REIT is an investment trust that specialises in investing in commercial property. It is a company or security that owns a portfolio of real estate holdings. It is also a company that owns, operates or finances income-producing real estate. REIT usually trade on major exchanges like other securities and provide investors with a liquid stake in real estate. Although REIT shares trade like stocks, REITs are more like mutual funds that invest in actual real estate properties or in real estate mortgages. REITs invest in income-producing properties, and can be focused on any real estate type, from commercial office buildings, to health care facilities, to hostels for educational facilities, to hotels, to shopping malls, to warehouse for storage facilities and beyond each REIT will generally invest in a specific type of real estate holding. There two types of REIT which are Equity REITs and Mortgage REITs:

The term EQUITY REIT refers to a corporate entity that is engaged in the acquisition, management, building, renovation, and sale of real estate. This type of real estate investment trust offers the greatest potential of reward and as such tends to be favoured by professional money managers’ .Equity REITs are the most common type, representing about 90% of the REIT market according to the National Association of Real Estate Investment Trusts in US.

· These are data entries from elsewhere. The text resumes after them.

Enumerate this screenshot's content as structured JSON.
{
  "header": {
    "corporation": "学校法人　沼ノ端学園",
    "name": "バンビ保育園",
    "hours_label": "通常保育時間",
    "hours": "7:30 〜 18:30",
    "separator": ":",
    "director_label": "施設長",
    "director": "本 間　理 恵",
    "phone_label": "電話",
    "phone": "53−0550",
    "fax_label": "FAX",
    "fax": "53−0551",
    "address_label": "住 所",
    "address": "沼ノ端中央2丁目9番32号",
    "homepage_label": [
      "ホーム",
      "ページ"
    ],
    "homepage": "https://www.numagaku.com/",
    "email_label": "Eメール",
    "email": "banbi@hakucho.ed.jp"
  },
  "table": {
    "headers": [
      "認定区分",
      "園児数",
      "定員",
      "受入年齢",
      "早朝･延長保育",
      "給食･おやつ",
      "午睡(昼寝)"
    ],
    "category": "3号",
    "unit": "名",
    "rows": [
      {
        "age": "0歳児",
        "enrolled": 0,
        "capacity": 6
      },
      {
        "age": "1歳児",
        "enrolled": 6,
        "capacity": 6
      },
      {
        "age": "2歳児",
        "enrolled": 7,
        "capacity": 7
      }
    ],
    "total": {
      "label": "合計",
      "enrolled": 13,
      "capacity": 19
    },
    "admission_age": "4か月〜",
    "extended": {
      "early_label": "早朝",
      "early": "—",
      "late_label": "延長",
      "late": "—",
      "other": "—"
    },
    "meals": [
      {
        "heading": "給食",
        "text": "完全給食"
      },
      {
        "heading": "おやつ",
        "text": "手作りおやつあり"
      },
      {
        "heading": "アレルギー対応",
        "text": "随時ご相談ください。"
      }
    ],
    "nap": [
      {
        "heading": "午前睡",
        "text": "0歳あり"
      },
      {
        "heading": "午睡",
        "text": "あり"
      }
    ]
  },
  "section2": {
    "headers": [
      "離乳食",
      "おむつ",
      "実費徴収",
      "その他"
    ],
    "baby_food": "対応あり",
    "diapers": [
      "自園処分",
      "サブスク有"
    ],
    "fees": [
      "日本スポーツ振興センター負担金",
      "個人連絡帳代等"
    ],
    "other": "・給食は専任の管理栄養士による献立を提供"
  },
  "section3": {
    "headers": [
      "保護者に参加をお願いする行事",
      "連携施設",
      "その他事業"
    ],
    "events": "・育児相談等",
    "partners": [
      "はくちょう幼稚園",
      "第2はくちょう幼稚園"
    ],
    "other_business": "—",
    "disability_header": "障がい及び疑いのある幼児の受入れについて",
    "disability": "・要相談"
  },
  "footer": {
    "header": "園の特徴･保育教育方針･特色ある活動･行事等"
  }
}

While Mortgage REITs represent the other 10% of the REIT market. These structures borrow money at short-term interest rates and lend it to real estate owners and operators, or simply invest in securities. These REITs make money on the interest generated from the loans or investments, and they themselves are sensitive to interest rate swings. Equity REITs actually purchase, hold and manage commercial and rental properties. Though they will finance these properties in many cases, their primary focus is on profits through acquisition and management while Mortgage REITs do not purchase, own or manage properties. They invest in mortgages on real estate properties. Though they have the properties as collateral for the loans in which they invest, the mortgage REIT has no ownership position in the property itself.

Investing in REITs has more pros than cons since it is more liquid, cash flow is generated through from investing in properties, less risky form of investment, the properties are valuable always due to appreciation of the real estate markets compared to costs involved which are maintenance & property upkeep and property tax.